4. Would you recommend that Ms. Bradley and Mr. Rowe adopt any of the options which are discussed in the case and reviewed in the questions shown at the end of the case description?

The options in the case are as follows: estimate the possible effects on profits of increasing the price to customers other than Prestige Telephone, reducing prices, increasing sales efforts and promotions, and of going to two-shift rather than 24-hour operations (Prestige Telephone Company Case 9-197-097). As shown in the Excel Spreadsheets regarding question number three and the above listed options it is very clear to see that all but one of the options will cost the company significant losses. Therefore, the only option that will be recommended for them to review will be the option to increase sales efforts and promotions. The reason being this option will show a breakeven or profit depending upon how the option is handled and launched by the company. The more sales they obtain, the better off the company will be financially. If they try to reduce costs by any means this will not help since they cannot cut there or anywhere else.
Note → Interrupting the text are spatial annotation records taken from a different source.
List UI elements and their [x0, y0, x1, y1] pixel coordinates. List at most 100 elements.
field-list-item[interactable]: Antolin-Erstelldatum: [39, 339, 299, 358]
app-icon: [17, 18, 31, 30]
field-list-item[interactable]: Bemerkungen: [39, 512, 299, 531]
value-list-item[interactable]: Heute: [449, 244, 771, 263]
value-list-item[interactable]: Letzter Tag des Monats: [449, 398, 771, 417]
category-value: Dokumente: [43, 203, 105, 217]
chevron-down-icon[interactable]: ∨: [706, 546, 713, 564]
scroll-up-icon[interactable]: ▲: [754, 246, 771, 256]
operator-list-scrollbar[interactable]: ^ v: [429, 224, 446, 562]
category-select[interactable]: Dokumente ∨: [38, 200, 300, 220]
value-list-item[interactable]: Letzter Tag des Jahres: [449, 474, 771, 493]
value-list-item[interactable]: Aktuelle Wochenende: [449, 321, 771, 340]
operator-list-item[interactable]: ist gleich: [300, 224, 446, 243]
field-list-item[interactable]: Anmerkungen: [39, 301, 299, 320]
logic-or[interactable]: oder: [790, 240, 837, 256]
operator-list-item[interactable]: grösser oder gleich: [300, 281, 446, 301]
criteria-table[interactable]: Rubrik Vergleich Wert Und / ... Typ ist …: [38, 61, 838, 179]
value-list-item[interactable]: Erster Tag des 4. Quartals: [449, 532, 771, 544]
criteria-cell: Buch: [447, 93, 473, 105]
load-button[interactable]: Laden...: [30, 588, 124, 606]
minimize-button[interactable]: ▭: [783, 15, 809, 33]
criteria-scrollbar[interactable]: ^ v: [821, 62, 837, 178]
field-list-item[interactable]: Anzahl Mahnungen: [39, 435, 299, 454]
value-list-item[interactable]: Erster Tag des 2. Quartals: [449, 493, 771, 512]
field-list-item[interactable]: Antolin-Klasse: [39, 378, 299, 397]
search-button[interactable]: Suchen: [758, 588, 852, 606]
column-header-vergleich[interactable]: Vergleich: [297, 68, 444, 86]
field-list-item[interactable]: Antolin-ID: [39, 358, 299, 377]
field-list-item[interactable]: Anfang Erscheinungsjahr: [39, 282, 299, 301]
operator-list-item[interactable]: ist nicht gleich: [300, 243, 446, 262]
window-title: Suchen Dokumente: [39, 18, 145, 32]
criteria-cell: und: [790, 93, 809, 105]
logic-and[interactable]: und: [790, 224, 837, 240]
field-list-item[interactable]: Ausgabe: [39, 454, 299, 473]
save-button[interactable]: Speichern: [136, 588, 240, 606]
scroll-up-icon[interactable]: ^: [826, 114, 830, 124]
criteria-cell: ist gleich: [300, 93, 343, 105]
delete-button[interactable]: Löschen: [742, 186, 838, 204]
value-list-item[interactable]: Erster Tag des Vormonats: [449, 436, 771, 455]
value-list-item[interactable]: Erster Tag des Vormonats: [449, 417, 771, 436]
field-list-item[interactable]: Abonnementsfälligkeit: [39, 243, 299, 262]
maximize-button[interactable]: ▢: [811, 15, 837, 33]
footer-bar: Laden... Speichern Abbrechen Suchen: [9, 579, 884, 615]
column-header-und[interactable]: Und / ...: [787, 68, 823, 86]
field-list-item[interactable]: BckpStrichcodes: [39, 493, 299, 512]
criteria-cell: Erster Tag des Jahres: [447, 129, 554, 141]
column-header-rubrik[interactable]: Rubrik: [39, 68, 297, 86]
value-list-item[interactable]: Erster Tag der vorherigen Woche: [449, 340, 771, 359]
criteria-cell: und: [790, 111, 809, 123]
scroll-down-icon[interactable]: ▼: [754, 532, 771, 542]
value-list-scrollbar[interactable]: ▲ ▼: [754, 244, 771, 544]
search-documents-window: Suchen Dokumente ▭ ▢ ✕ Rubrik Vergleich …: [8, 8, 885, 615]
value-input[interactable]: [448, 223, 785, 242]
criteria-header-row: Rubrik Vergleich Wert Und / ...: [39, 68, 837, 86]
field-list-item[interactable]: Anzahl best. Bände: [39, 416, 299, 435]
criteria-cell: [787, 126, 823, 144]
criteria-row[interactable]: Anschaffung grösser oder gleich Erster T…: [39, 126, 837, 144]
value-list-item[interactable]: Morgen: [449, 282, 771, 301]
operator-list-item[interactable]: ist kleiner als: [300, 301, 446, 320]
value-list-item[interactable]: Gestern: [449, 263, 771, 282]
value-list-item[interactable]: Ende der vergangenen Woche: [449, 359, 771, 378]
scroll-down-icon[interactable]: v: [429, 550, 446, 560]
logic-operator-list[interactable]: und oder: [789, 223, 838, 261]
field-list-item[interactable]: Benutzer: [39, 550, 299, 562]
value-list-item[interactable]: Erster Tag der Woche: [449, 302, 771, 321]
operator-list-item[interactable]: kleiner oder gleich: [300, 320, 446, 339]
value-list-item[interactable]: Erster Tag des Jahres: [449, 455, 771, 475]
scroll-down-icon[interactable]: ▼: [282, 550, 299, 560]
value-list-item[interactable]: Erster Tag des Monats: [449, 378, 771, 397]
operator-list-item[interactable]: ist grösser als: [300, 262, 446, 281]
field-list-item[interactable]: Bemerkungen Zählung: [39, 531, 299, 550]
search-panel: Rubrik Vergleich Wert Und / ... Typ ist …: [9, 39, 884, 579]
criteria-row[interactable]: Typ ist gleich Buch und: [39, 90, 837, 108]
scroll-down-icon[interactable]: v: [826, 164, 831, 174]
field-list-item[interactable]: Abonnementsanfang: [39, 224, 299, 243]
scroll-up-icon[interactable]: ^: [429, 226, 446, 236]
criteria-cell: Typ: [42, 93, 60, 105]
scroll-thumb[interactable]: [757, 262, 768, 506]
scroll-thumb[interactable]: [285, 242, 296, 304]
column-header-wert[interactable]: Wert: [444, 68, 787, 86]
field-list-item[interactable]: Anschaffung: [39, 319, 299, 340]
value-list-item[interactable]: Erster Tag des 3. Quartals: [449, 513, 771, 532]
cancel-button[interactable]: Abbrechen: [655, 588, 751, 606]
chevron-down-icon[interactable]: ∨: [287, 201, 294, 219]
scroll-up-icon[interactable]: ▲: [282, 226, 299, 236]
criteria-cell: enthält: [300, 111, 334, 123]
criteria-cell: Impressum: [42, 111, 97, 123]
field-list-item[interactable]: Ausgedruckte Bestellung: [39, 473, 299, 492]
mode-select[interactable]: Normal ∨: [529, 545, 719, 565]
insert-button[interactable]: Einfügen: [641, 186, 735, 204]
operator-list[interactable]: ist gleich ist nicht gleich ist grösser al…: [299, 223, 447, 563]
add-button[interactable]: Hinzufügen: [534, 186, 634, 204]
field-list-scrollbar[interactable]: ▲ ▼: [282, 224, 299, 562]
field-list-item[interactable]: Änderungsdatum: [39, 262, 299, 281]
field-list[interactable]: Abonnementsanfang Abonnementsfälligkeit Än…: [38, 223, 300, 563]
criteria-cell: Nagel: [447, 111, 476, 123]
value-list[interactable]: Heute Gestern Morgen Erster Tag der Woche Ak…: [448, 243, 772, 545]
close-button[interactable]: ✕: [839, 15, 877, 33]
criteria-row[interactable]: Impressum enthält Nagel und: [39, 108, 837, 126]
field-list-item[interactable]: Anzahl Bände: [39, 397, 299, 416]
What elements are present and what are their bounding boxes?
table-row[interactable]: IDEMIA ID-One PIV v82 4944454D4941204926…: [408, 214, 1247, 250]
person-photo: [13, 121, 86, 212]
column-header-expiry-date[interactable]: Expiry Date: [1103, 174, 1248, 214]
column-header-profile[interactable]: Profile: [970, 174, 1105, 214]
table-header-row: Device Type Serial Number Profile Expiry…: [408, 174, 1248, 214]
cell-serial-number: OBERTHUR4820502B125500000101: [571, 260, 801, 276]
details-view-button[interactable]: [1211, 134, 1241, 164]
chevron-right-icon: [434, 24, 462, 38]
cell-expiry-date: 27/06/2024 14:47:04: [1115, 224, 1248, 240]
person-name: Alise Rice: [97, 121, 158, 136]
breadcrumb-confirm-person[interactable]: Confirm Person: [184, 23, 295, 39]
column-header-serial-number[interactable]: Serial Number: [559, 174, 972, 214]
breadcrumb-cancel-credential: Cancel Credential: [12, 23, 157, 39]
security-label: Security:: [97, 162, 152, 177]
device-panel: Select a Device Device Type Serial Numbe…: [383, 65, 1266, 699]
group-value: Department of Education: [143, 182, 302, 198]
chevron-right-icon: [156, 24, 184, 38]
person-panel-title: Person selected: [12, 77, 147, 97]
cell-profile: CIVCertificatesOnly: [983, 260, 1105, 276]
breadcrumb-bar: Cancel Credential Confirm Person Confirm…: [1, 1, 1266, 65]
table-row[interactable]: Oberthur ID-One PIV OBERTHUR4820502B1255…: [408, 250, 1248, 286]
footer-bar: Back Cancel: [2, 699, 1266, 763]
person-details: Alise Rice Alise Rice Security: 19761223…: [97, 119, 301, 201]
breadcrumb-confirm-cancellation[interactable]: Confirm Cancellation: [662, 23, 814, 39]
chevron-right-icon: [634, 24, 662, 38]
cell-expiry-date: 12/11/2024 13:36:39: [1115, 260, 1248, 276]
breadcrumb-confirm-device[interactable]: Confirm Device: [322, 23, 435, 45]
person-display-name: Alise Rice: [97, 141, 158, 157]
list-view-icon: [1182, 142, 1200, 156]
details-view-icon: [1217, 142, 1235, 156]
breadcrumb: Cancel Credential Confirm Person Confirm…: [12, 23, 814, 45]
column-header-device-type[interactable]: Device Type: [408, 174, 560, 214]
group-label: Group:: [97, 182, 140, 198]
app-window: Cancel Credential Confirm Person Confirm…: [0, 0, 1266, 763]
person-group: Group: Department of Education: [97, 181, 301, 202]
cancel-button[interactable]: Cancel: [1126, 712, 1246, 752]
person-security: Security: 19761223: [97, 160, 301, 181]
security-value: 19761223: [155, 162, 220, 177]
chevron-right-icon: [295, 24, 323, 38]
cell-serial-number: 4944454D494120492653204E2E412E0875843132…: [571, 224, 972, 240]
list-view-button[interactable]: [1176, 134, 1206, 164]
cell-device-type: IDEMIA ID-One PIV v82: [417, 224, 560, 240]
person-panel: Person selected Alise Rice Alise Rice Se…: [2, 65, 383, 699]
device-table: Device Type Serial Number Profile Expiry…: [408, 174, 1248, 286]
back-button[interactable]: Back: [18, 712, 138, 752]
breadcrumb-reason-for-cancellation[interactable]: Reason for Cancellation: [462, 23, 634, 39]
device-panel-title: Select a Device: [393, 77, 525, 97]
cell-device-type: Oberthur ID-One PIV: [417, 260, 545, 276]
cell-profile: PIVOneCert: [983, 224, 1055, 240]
A large chunk of their money goes to fixed costs that cannot be altered. Therefore, as one could see, the best and only option will be to increase sales. This will make the company very valuable and an asset to Prestige Telephone Company, as long as they structure based upon the recommendations of this option. If any other options are used, they will suffer loss and may have to close Prestige Data Services. Let us hope they choose wisely and ensure that both ends of the company thrive for many more years to come.